In a cruel twist of fate, it appears he may have reaped what he sowed.
According to its website, The American Tort Reform Association was founded in 1986 by the American Council of Engineering Companies and shortly thereafter, the American Medical Association followed them. They have worked to enact tort reform legislation in 45 states. They have led grassroots efforts which have resulted (they claim) in 85% of Americans believing that frivolous lawsuits clog our courts.
Their efforts have paid off, perhaps to the detriment of one of their own. According to the National Practitioner Data Bank, the number of U.S. malpractice payments in 2008 was the lowest since creation of the federal National Practitioner Data Bank, which has tracked payments since 1990.
WHAT HAPPENED TO LAWYER KAPLAN
Lawyer Kaplan was diagnosed in 2003 with pancreatic cancer by his doctor in Kansas City. Kaplan sought the best care money could buy. He went to the Mayo Clinic in Rochester, MN. There he was again diagnosed with pancreatic cancer.
To save his life, he underwent a Whipple resection, a highly invasive surgery that can cause more harm than good. It was only after the surgery that the diagnosis was determined to be wrong, that he only suffered from pancreatitis, and that the Whipple resection made the condition worse, leaving him debilitated and a broken man.
Believing that the doctor had committed malpractice, Kaplan sued the pathologist alleging negligence in the diagnosis. He assembled an army of attorneys to represent him. Unfortunately, the jury found against Kaplan and awarded him no damages. He has moved for a new trial. The motion is currently pending.

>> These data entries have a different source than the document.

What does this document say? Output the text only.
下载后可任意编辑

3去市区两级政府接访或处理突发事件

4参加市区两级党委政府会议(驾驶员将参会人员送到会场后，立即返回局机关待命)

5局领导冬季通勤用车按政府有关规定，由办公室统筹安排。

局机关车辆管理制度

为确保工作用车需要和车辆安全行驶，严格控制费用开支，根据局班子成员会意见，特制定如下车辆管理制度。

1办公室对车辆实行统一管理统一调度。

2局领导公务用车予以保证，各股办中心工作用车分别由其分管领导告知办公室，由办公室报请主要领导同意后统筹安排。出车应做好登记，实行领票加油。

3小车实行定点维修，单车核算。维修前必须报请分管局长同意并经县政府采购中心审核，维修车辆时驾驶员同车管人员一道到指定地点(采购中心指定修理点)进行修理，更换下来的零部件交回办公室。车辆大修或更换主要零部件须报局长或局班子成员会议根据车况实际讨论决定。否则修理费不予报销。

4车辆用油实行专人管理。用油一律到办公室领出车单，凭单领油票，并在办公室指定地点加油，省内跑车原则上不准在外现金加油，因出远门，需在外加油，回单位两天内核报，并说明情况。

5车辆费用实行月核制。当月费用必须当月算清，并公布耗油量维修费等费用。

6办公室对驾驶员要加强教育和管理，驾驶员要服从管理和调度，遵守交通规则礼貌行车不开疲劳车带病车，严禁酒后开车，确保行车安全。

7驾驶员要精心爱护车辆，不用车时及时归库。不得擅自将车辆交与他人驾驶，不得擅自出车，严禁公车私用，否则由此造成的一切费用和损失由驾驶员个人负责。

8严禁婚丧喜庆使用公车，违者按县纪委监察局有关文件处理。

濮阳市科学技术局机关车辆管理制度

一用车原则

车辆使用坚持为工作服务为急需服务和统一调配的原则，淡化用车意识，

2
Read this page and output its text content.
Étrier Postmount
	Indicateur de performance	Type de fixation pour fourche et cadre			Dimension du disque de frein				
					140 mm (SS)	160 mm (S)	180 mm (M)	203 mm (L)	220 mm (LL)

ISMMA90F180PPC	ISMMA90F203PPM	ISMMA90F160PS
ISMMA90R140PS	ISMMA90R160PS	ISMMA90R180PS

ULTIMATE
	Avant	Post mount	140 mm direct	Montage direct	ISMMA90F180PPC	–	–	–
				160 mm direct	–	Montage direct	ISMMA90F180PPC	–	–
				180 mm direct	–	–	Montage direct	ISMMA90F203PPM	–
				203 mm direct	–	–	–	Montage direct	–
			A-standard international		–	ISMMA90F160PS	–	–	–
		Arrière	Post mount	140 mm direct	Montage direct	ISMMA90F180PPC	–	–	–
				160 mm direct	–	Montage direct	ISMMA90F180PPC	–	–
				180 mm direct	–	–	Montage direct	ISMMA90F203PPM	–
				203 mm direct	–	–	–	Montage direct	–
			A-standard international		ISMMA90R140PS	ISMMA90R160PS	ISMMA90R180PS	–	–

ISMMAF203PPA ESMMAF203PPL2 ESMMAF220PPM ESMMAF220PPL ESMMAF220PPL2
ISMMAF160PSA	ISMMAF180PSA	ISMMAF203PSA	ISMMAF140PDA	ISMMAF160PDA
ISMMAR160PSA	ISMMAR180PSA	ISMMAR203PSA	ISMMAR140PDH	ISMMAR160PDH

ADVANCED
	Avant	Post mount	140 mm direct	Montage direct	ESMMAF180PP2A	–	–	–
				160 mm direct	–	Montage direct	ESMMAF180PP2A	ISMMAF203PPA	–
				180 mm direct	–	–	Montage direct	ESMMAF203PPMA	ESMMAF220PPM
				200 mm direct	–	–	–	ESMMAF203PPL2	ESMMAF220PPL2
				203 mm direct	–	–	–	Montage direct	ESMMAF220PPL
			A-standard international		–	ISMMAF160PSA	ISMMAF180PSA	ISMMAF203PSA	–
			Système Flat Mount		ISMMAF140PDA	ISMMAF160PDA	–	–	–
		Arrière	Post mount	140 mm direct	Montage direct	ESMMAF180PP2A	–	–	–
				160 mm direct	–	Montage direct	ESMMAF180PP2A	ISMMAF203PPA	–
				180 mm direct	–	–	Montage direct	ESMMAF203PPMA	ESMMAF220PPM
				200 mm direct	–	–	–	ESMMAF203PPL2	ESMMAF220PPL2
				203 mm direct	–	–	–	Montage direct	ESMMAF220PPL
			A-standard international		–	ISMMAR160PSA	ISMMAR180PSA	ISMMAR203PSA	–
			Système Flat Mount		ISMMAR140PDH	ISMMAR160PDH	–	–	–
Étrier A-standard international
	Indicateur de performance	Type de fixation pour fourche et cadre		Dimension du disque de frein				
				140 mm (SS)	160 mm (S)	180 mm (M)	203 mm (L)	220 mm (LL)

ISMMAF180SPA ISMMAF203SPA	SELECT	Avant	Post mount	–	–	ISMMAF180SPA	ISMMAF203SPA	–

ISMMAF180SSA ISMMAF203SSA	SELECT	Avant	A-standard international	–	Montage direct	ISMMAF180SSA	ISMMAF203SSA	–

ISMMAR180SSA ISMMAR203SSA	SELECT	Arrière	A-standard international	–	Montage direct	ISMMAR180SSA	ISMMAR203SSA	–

I certainly feel for Lawyer Kaplan. Unfortunately, he and the organization which he was a "Champion", foster the belief that all lawsuits are frivolous and that they compromise access to affordable health care, punish consumers by raising the cost of goods and services, chill innovation, and undermine the notion of personal responsibility.
I don't know if his lawsuit was meritorious or not. If it is, then I pray that justice will prevail. I do know that his organization, the American Tort Reform Association, has perpetuated the belief among most Americans that all lawsuits are frivolous. The beneficiaries of this belief are not injured or defrauded people, but the insurance companies and large corporations who fund these organizations."